File photo shows the Kubuqi Desert in north China's Inner Mongolia Autonomous Region. (Photo/Peng Fei)

North China's Inner Mongolia Autonomous Region has started building a photovoltaic power project in the Kubuqi Desert in an effort to help control desertification and bring wealth to locals.

Located in the Hangjin Banner, Erdos city, the photovoltaic power station will have a power generating capacity of 2 million kW and cover a land area of 100,000 mu (6,666.67 hectares) upon completion. Apart from generating green energy, the vast number of solar panels used in the project will also act as a largescale windbreaker, helping fix sand in place, reduce ground temperatures, and preserve soil moisture levels, thus contributing to desertification control in the area, as noted Li Yongpeng, general manager of a company dedicated to sand control through photovoltaic industry in Kubuqi Desert.

“Statistics show that a 1 million-kW photovoltaic power station will save about 440,000 tonnes of standard coal annually, and when built on a desert, it will curb desertification on a land area of 4,000 hectares. To achieve the same results, 640,000 trees would need to be planted,” Li added.

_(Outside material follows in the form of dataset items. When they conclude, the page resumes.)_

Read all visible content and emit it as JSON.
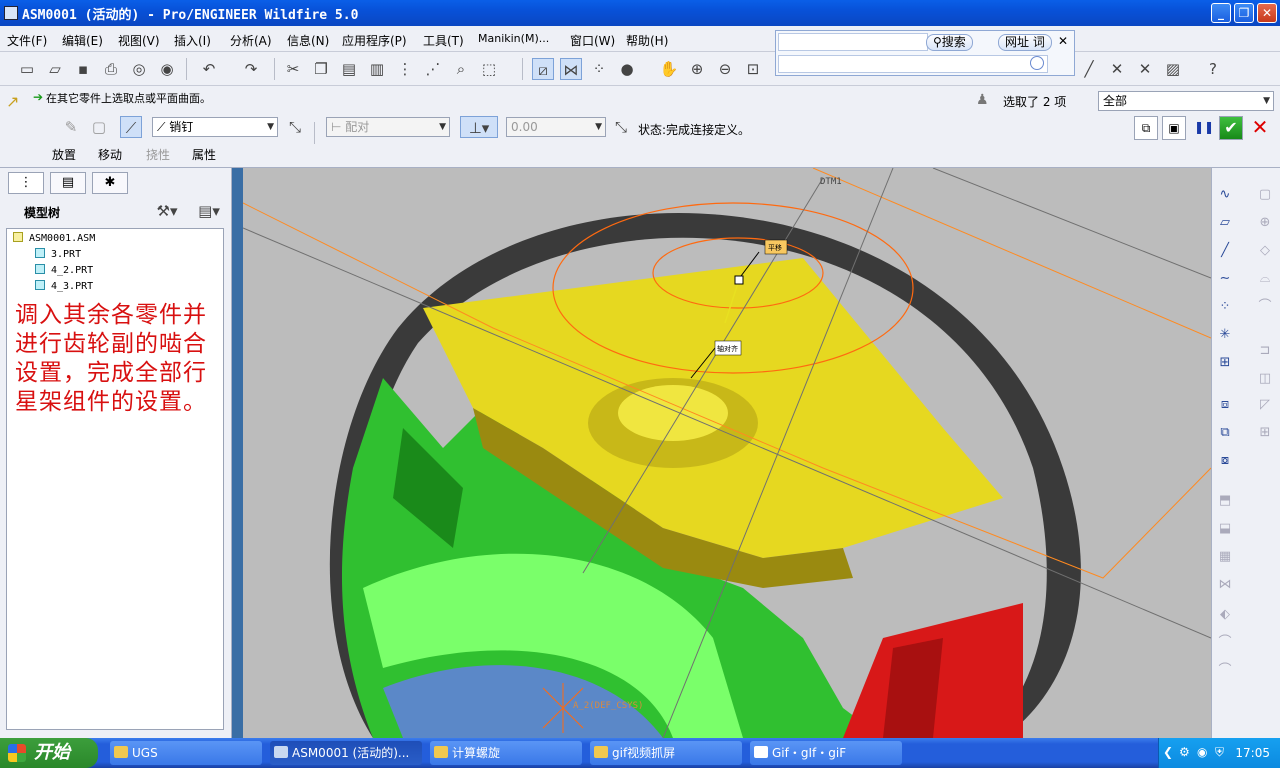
{
  "window": {
    "title": "ASM0001 (活动的) - Pro/ENGINEER Wildfire 5.0",
    "controls": {
      "minimize": "_",
      "maximize": "❐",
      "close": "✕"
    }
  },
  "menu": {
    "items": [
      "文件(F)",
      "编辑(E)",
      "视图(V)",
      "插入(I)",
      "分析(A)",
      "信息(N)",
      "应用程序(P)",
      "工具(T)",
      "Manikin(M)...",
      "窗口(W)",
      "帮助(H)"
    ]
  },
  "search_popup": {
    "search_label": "搜索",
    "url_label": "网址 词",
    "close": "✕"
  },
  "toolbar": {
    "icons": [
      "new-icon",
      "open-icon",
      "save-icon",
      "print-icon",
      "email-icon",
      "undo-icon",
      "redo-icon",
      "cut-icon",
      "copy-icon",
      "paste-icon",
      "regenerate-icon",
      "find-icon",
      "select-box-icon",
      "datum-display-icon",
      "zoom-in-icon",
      "zoom-out-icon",
      "refit-icon",
      "help-icon"
    ]
  },
  "dashboard": {
    "prompt": "在其它零件上选取点或平面曲面。",
    "selection_count": "选取了 2 项",
    "filter_value": "全部",
    "connection_type": "销钉",
    "constraint_type": "配对",
    "offset_value": "0.00",
    "status": "状态:完成连接定义。",
    "tabs": [
      "放置",
      "移动",
      "挠性",
      "属性"
    ]
  },
  "model_tree": {
    "header": "模型树",
    "nodes": [
      "ASM0001.ASM",
      "3.PRT",
      "4_2.PRT",
      "4_3.PRT"
    ],
    "annotation": "调入其余各零件并进行齿轮副的啮合设置，完成全部行星架组件的设置。"
  },
  "viewport": {
    "datum_label": "DTM1",
    "tag_1": "平移",
    "tag_2": "轴对齐",
    "csys_label": "A_2(DEF_CSYS)"
  },
  "taskbar": {
    "start": "开始",
    "tasks": [
      "UGS",
      "ASM0001 (活动的)...",
      "计算螺旋",
      "gif视频抓屏",
      "Gif・gIf・giF"
    ],
    "clock": "17:05"
  },
  "colors": {
    "gear_yellow": "#e6d820",
    "gear_green": "#30c030",
    "gear_red": "#d81818",
    "ring_dark": "#3a3a3a",
    "annotation_red": "#d81010"
  }
}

A photovoltaic power station project in the Kubuqi Desert. (Photo/Peng Fei)

Zhang Xiangqian, a worker from a local desertification control company, introduced that local farmers can also grow crops and develop a breeding industry there, in this way gaining an additional income.

“The combination of photovoltaic power generation with farming and breeding helps curb desertification and realize China’s carbon neutrality goal,” observed Wang Yuanfeng, director of the Carbon Neutral Technology and Strategy Research Center at Beijing Jiaotong University.